Some companies are weak and have such strong pension schemes that they may seek financing from the pension scheme itself, through the unlocking of surplus. They can choose whether to lose the surplus to pay for buy-out or use the surplus to become productive again, relying on external finance to tide the scheme over till it can be run off via a third party superfund or returns to the company’s full sponsorship.
And what goes for companies, goes for savers who have been kicked out of pension schemes into retirement savings plans and now have a legitimate expectation that the pension they have saved for in the workplace can be offered them. They have been given the reasonably expectation that no matter how efficient the annuity market, they will not have to pay the 20% premium to buy a guaranteed insurance product but be paid a pension by a pension scheme.
I strongly believe that pension schemes who chose to take DC money by way of a “reverse transfer” should be allowed to do so, to make pension promises on a more efficient basis than insurers. This is simply following the logic of the Pension Regulator as it encourages a market for capital backed journey plans and superfunds.
The missing element in this is of course the capital that most pension schemes cannot set aside to pay more pensions. That capital is however available through various sources – all of which ultimately revert to the banking system.
We should listen to the investment banks as they figure out what has happened to their customers and we should work out whether we as company executives, trustees or savers want capital backed pension promises that are supported by the finance from the capital markets. This is not a Faustian pact, it is the basis of capitalism. This was the conversation that was had that enabled the infrastructure of this company to be developed in the 19th and 20th centuries. In the 21st century we have the advantage of £2.5 trillion in our pension system, most of which is invested abroad or relatively unproductively in the UK.
Linking investment banking and pensions failed when the aim was to de-risk pensions, but this time the Mansion House reforms are looking not at de-risking but risk sharing. The Treasury has said it no longer wants our regulators to oversee the quietest graveyards but to ensure that regulation is encouraging productive investment in the UK economy.
Pensions can finance a regeneration of the British economy and thus our social economy. Healthy growth leads on to confidence in public finances that puts money back into schools, health and social amenities. It encourages further improvements in pensions and benefits from the State. It means that pension schemes stay open , offering the opportunity for more people to join them and get paid pensions either from future accrual or from exchanging pots for pensions.
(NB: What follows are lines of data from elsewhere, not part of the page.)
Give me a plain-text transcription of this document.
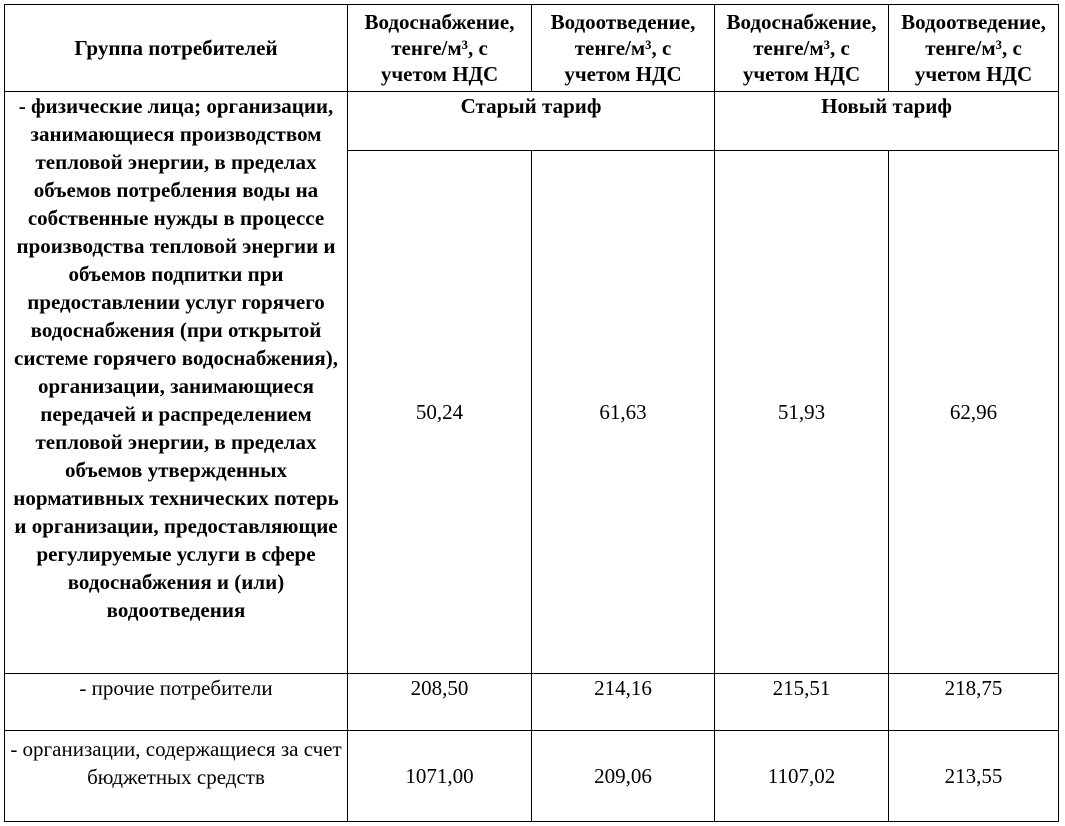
Группа потребителей	Водоснабжение,
тенге/м³, с
учетом НДС	Водоотведение,
тенге/м³, с
учетом НДС	Водоснабжение,
тенге/м³, с
учетом НДС	Водоотведение,
тенге/м³, с
учетом НДС
- физические лица; организации, занимающиеся производством тепловой энергии, в пределах объемов потребления воды на собственные нужды в процессе производства тепловой энергии и объемов подпитки при предоставлении услуг горячего водоснабжения (при открытой системе горячего водоснабжения), организации, занимающиеся передачей и распределением тепловой энергии, в пределах объемов утвержденных нормативных технических потерь и организации, предоставляющие регулируемые услуги в сфере водоснабжения и (или) водоотведения	Старый тариф		Новый тариф	
	50,24	61,63	51,93	62,96
- прочие потребители	208,50	214,16	215,51	218,75
- организации, содержащиеся за счет бюджетных средств	1071,00	209,06	1107,02	213,55
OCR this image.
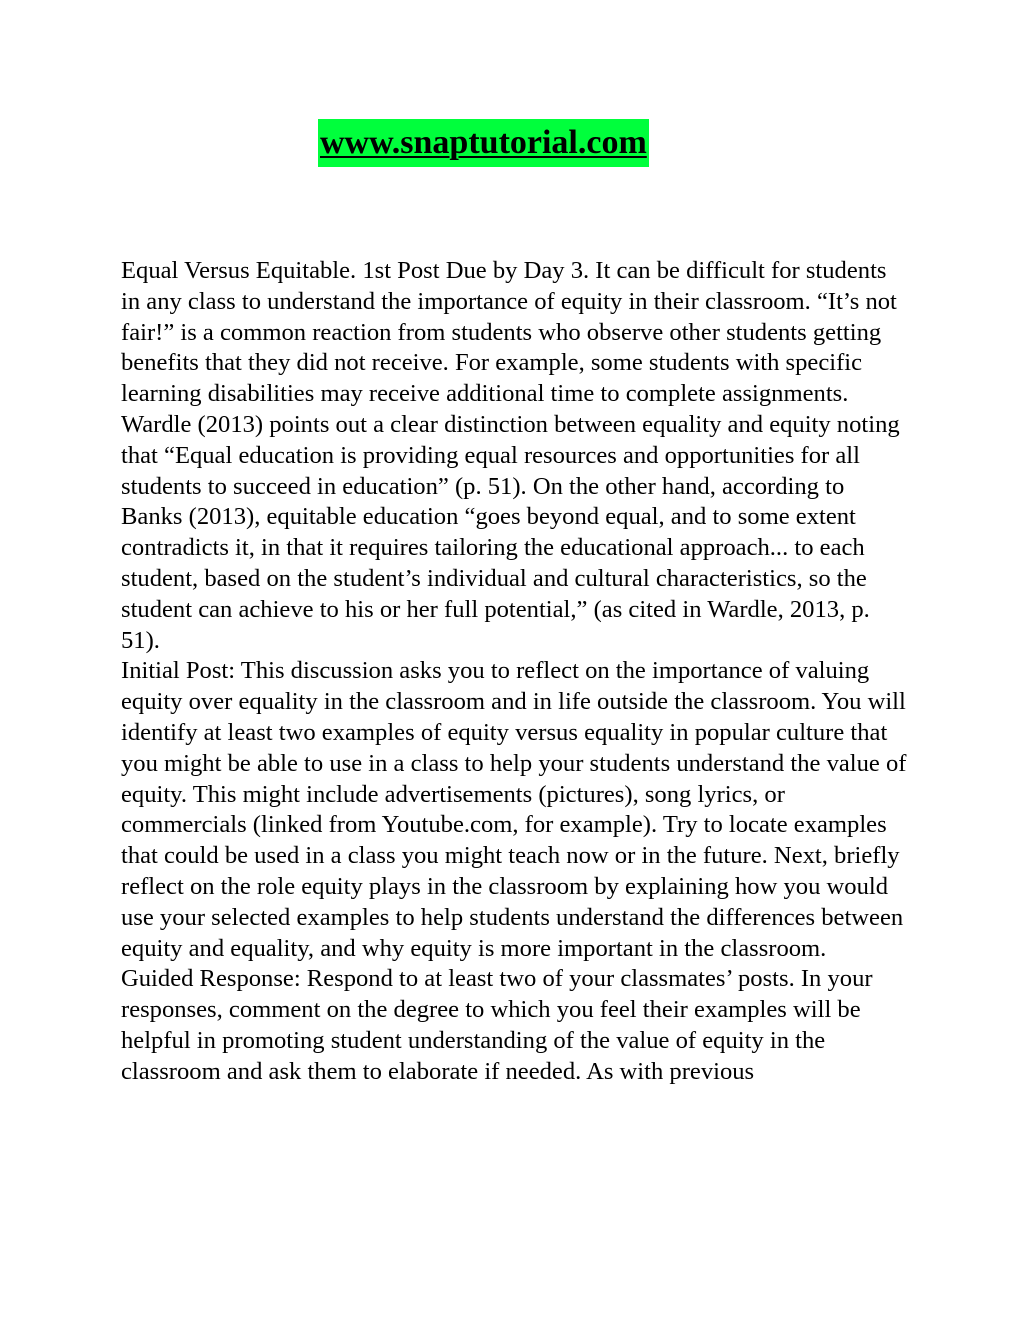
www.snaptutorial.com

Equal Versus Equitable. 1st Post Due by Day 3. It can be difficult for students in any class to understand the importance of equity in their classroom. “It’s not fair!” is a common reaction from students who observe other students getting benefits that they did not receive. For example, some students with specific learning disabilities may receive additional time to complete assignments. Wardle (2013) points out a clear distinction between equality and equity noting that “Equal education is providing equal resources and opportunities for all students to succeed in education” (p. 51). On the other hand, according to Banks (2013), equitable education “goes beyond equal, and to some extent contradicts it, in that it requires tailoring the educational approach... to each student, based on the student’s individual and cultural characteristics, so the student can achieve to his or her full potential,” (as cited in Wardle, 2013, p. 51).

Initial Post: This discussion asks you to reflect on the importance of valuing equity over equality in the classroom and in life outside the classroom. You will identify at least two examples of equity versus equality in popular culture that you might be able to use in a class to help your students understand the value of equity. This might include advertisements (pictures), song lyrics, or commercials (linked from Youtube.com, for example). Try to locate examples that could be used in a class you might teach now or in the future. Next, briefly reflect on the role equity plays in the classroom by explaining how you would use your selected examples to help students understand the differences between equity and equality, and why equity is more important in the classroom.

Guided Response: Respond to at least two of your classmates’ posts. In your responses, comment on the degree to which you feel their examples will be helpful in promoting student understanding of the value of equity in the classroom and ask them to elaborate if needed. As with previous
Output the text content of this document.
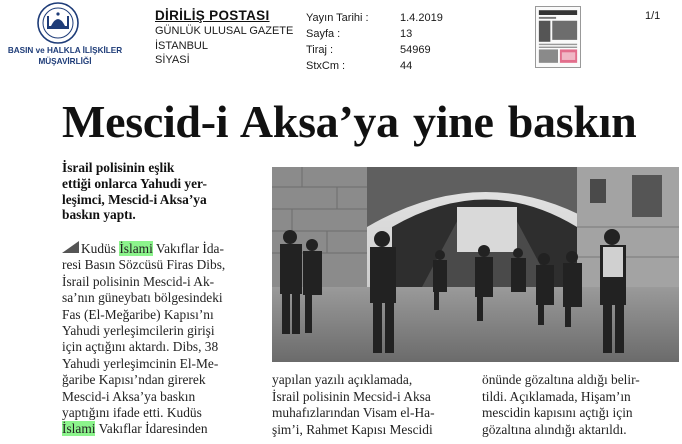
BASIN ve HALKLA İLİŞKİLER
MÜŞAVİRLİĞİ
DİRİLİŞ POSTASI
GÜNLÜK ULUSAL GAZETE
İSTANBUL
SİYASİ
Yayın Tarihi :	1.4.2019
Sayfa :	13
Tiraj :	54969
StxCm :	44
1/1
Mescid-i Aksa’ya yine baskın
İsrail polisinin eşlik
ettiği onlarca Yahudi yer-
leşimci, Mescid-i Aksa’ya
baskın yaptı.
Kudüs İslami Vakıflar İda-
resi Basın Sözcüsü Firas Dibs,
İsrail polisinin Mescid-i Ak-
sa’nın güneybatı bölgesindeki
Fas (El-Meğaribe) Kapısı’nı
Yahudi yerleşimcilerin girişi
için açtığını aktardı. Dibs, 38
Yahudi yerleşimcinin El-Me-
ğaribe Kapısı’ndan girerek
Mescid-i Aksa’ya baskın
yaptığını ifade etti. Kudüs
İslami Vakıflar İdaresinden
yapılan yazılı açıklamada,
İsrail polisinin Mecsid-i Aksa
muhafızlarından Visam el-Ha-
şim’i, Rahmet Kapısı Mescidi
önünde gözaltına aldığı belir-
tildi. Açıklamada, Hişam’ın
mescidin kapısını açtığı için
gözaltına alındığı aktarıldı.
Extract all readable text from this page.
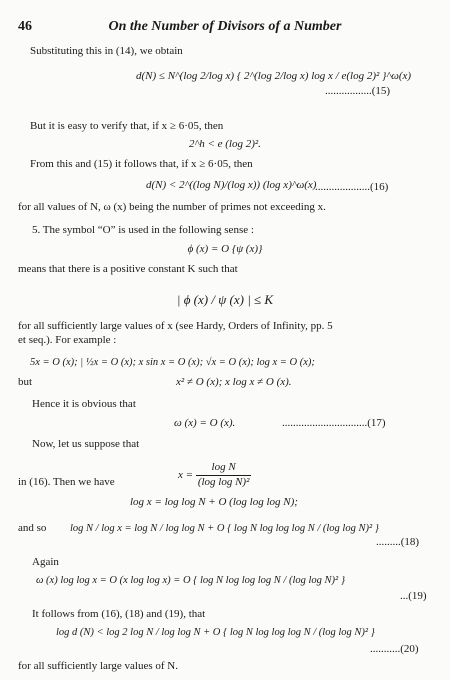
46	On the Number of Divisors of a Number
Substituting this in (14), we obtain
d(N) ≤ N^(log 2/log x) { 2^(log 2/log x) log x / e(log 2)² }^ω(x)
.................(15)
But it is easy to verify that, if x ≥ 6·05, then
2^h < e (log 2)².
From this and (15) it follows that, if x ≥ 6·05, then
d(N) < 2^((log N)/(log x)) (log x)^ω(x)
....................(16)
for all values of N, ω (x) being the number of primes not exceeding x.
5. The symbol “O” is used in the following sense :
ϕ (x) = O {ψ (x)}
means that there is a positive constant K such that
| ϕ (x) / ψ (x) | ≤ K
for all sufficiently large values of x (see Hardy, Orders of Infinity, pp. 5
et seq.). For example :
5x = O (x); | ½x = O (x); x sin x = O (x); √x = O (x); log x = O (x);
but	x² ≠ O (x); x log x ≠ O (x).
Hence it is obvious that
ω (x) = O (x).	...............................(17)
Now, let us suppose that
$x = \frac{\text{log N}}{\text{(log log N)²}}$
in (16). Then we have
log x = log log N + O (log log log N);
and so log N / log x = log N / log log N + O { log N log log log N / (log log N)² }
.........(18)
Again
ω (x) log log x = O (x log log x) = O { log N log log log N / (log log N)² }
...(19)
It follows from (16), (18) and (19), that
log d (N) < log 2 log N / log log N + O { log N log log log N / (log log N)² }
...........(20)
for all sufficiently large values of N.
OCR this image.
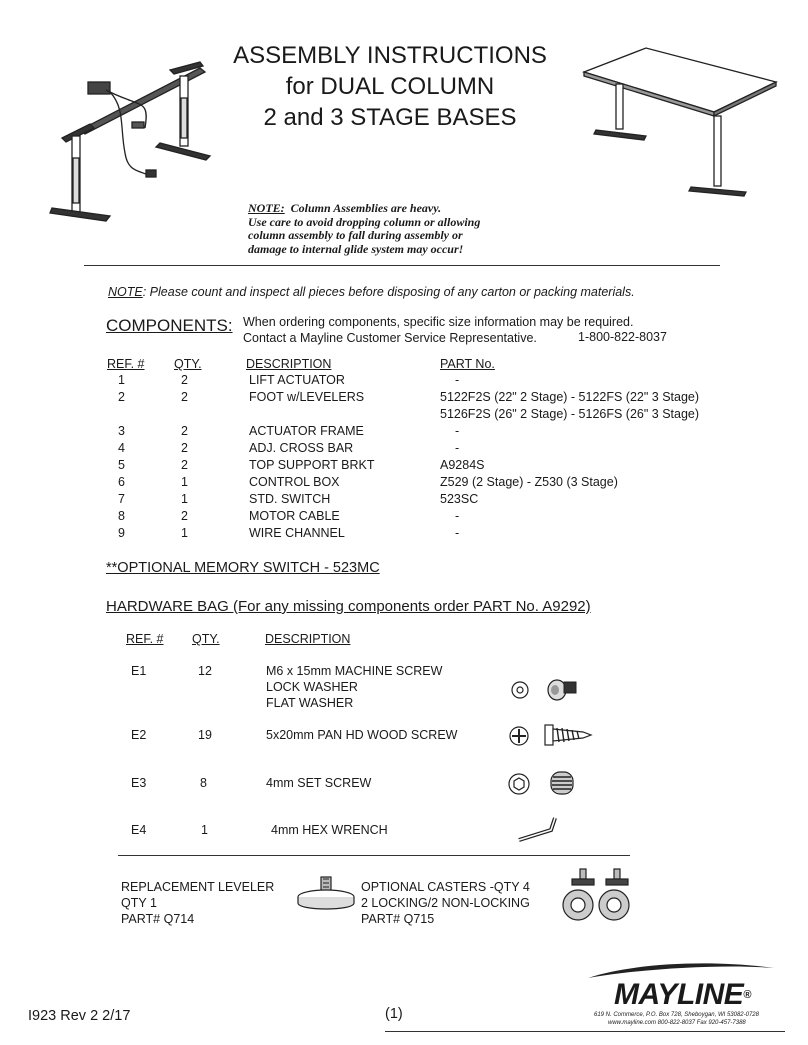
ASSEMBLY INSTRUCTIONS
for DUAL COLUMN
2 and 3 STAGE BASES
NOTE: Column Assemblies are heavy.
Use care to avoid dropping column or allowing
column assembly to fall during assembly or
damage to internal glide system may occur!
NOTE: Please count and inspect all pieces before disposing of any carton or packing materials.
COMPONENTS: When ordering components, specific size information may be required.
Contact a Mayline Customer Service Representative.	1-800-822-8037
REF. # QTY.	DESCRIPTION	PART No.
1	2	LIFT ACTUATOR	-
2	2	FOOT w/LEVELERS	5122F2S (22" 2 Stage) - 5122FS (22" 3 Stage)
5126F2S (26" 2 Stage) - 5126FS (26" 3 Stage)
3	2	ACTUATOR FRAME	-
4	2	ADJ. CROSS BAR	-
5	2	TOP SUPPORT BRKT	A9284S
6	1	CONTROL BOX	Z529 (2 Stage) - Z530 (3 Stage)
7	1	STD. SWITCH	523SC
8	2	MOTOR CABLE	-
9	1	WIRE CHANNEL	-
**OPTIONAL MEMORY SWITCH - 523MC
HARDWARE BAG (For any missing components order PART No. A9292)
REF. # QTY.	DESCRIPTION
E1	12	M6 x 15mm MACHINE SCREW
LOCK WASHER
FLAT WASHER
E2	19	5x20mm PAN HD WOOD SCREW
E3	8	4mm SET SCREW
E4	1	4mm HEX WRENCH
REPLACEMENT LEVELER
QTY 1
PART# Q714
OPTIONAL CASTERS -QTY 4
2 LOCKING/2 NON-LOCKING
PART# Q715
I923 Rev 2 2/17	(1)
MAYLINE®
619 N. Commerce, P.O. Box 728, Sheboygan, WI 53082-0728
www.mayline.com 800-822-8037 Fax 920-457-7388
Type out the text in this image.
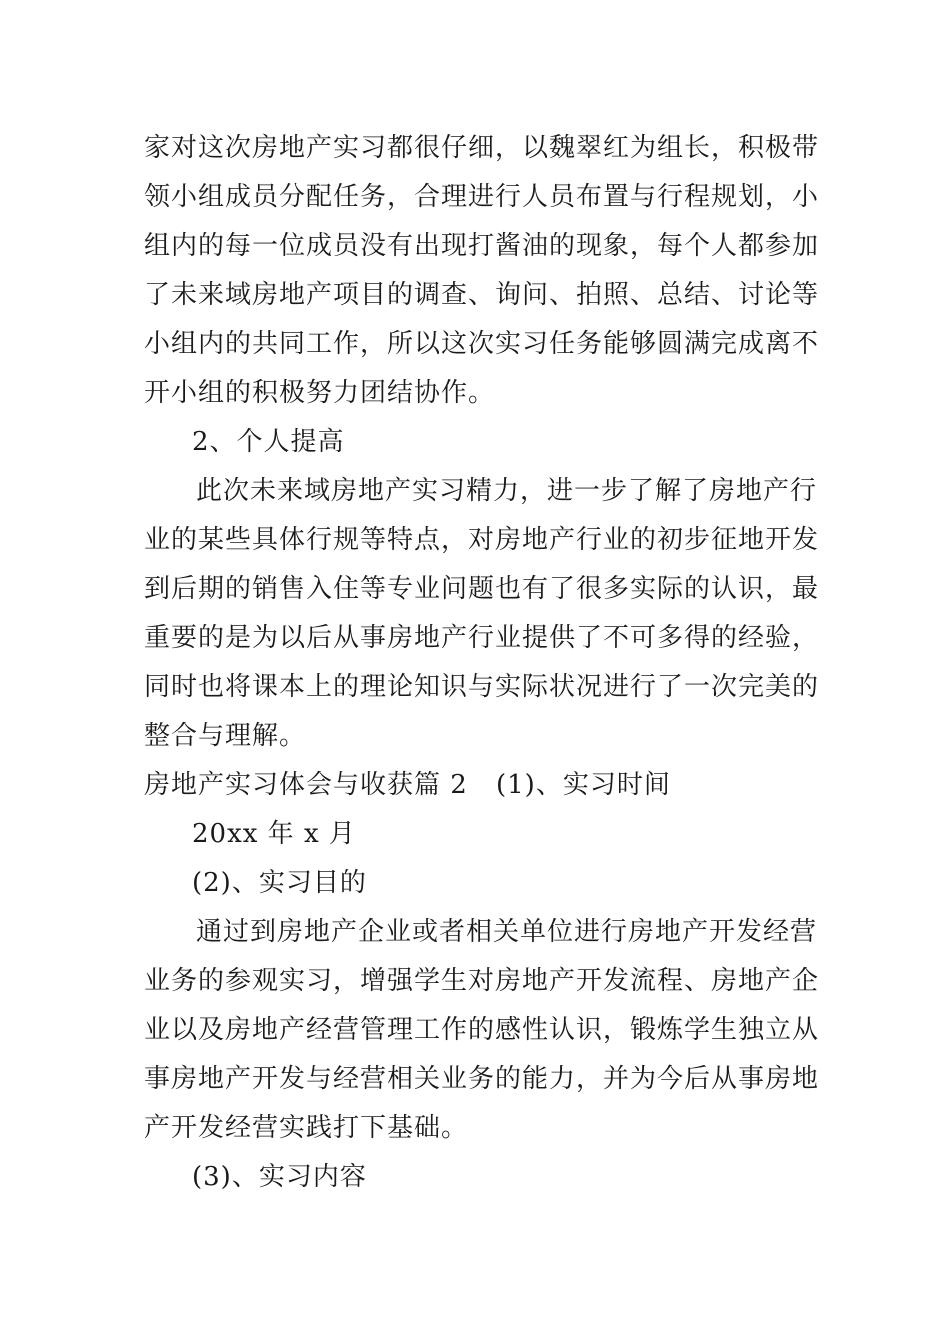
家对这次房地产实习都很仔细，以魏翠红为组长，积极带
领小组成员分配任务，合理进行人员布置与行程规划，小
组内的每一位成员没有出现打酱油的现象，每个人都参加
了未来域房地产项目的调查、询问、拍照、总结、讨论等
小组内的共同工作，所以这次实习任务能够圆满完成离不
开小组的积极努力团结协作。
2、个人提高
此次未来域房地产实习精力，进一步了解了房地产行
业的某些具体行规等特点，对房地产行业的初步征地开发
到后期的销售入住等专业问题也有了很多实际的认识，最
重要的是为以后从事房地产行业提供了不可多得的经验，
同时也将课本上的理论知识与实际状况进行了一次完美的
整合与理解。
房地产实习体会与收获篇 2	(1)、实习时间
20xx 年 x 月
(2)、实习目的
通过到房地产企业或者相关单位进行房地产开发经营
业务的参观实习，增强学生对房地产开发流程、房地产企
业以及房地产经营管理工作的感性认识，锻炼学生独立从
事房地产开发与经营相关业务的能力，并为今后从事房地
产开发经营实践打下基础。
(3)、实习内容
This need not be at the expense of insurance. Insurance has limited capacity and is suffering indigestion. It can be as a balance to insurance – which provides a counterweight in a balanced financial system. Let’s hope that many of the banks, busy considering laying off their staff, consider alternatives to the old de-risking model and align themselves with the growing number of far-sighted people who see pension finance as the way forwards. They should set aside their plans for contraction and look for expansion in a partnership for the long-term funding of pensions,
Substantial financing solutions have been available via pension funds and government quite recently but when trust is misplaced or when Statesmen are replaced by greed even innovative novel solutions fall by the wayside. The UK needs honest implementers not legislation.